Thursday, a “preview” cocktail at Nick & Toni’s in East Hampton raised funds and shed light on the project. He offered an inside look at the hub’s renders, as well as insight into dedicated programming and the various doors this food hub would open to partner organizations and community members.
“The Riverhead Food Hub project has the potential to contribute significantly to the East End,” said Mark Smith, managing partner of East Hampton-based Honest Man Company, which operates Nick & Toni’s.
“Addressing food insecurity and educating people about food issues is essential for our communities,” said Smith, a member of the institute’s board of trustees.
On the cocktail menu were dishes from the institute’s producers, such as Balsam Farms in Amagansett, Mecox Bay Dairy in Water Mill and Treiber Farms in Peconic. Local farms and producers also served specialty cocktails and hors d’oeuvres to showcase the abundance of the region’s bounty.

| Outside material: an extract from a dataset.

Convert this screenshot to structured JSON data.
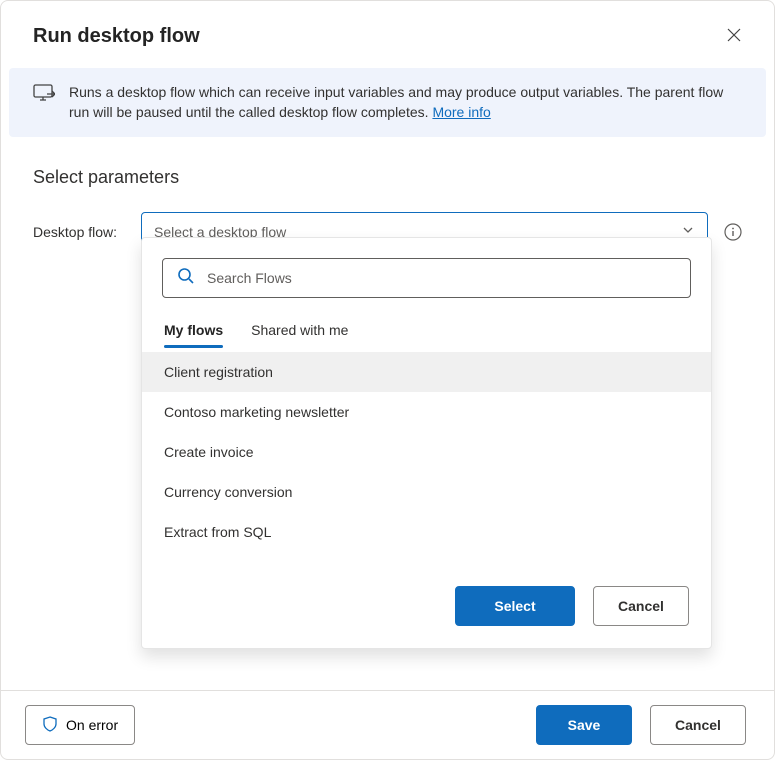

The institute, with its collaborations with community leaders, has had a number of successes in its commercial kitchen at Stony Brook’s Southampton campus. The institute rents kitchen time and storage space there for the production of food and beverages. This incubator space is where several businesses have sprung up, including Carissa’s Bread and Goodfoodperiod – both of which tout local ingredients – as well as other entrepreneurs “who could start their business without having to invest in infrastructure” , said Fullam.
The institute also works with local food banks which, through programs such as Nourish New York, have “buying power to source local produce,” Fullam said. “They can come through us – we have a virtual farmer’s market.” So when, say, there’s an extra bounty of 1,200 pounds of sweet potatoes, “we can cut them into cubes and freeze them ‘so the food stays fresh’ while it gets to food banks safely. “, she said.
In its work of supporting, promoting and advocating for local farms, the institute conducted a food feasibility study to plan ahead to meet demand.
Now, the organization works with New Venture Advisors, which works with food hubs across the country, as well as other experts and consultants.
And there are plans to expand further. These plans would include a second building with a multi-purpose area to expand the farmer’s market, host community food events and showcase hands-on cooking demonstrations with local producers.
But it can take time.
“It has to be a societal investment,” Fullam said.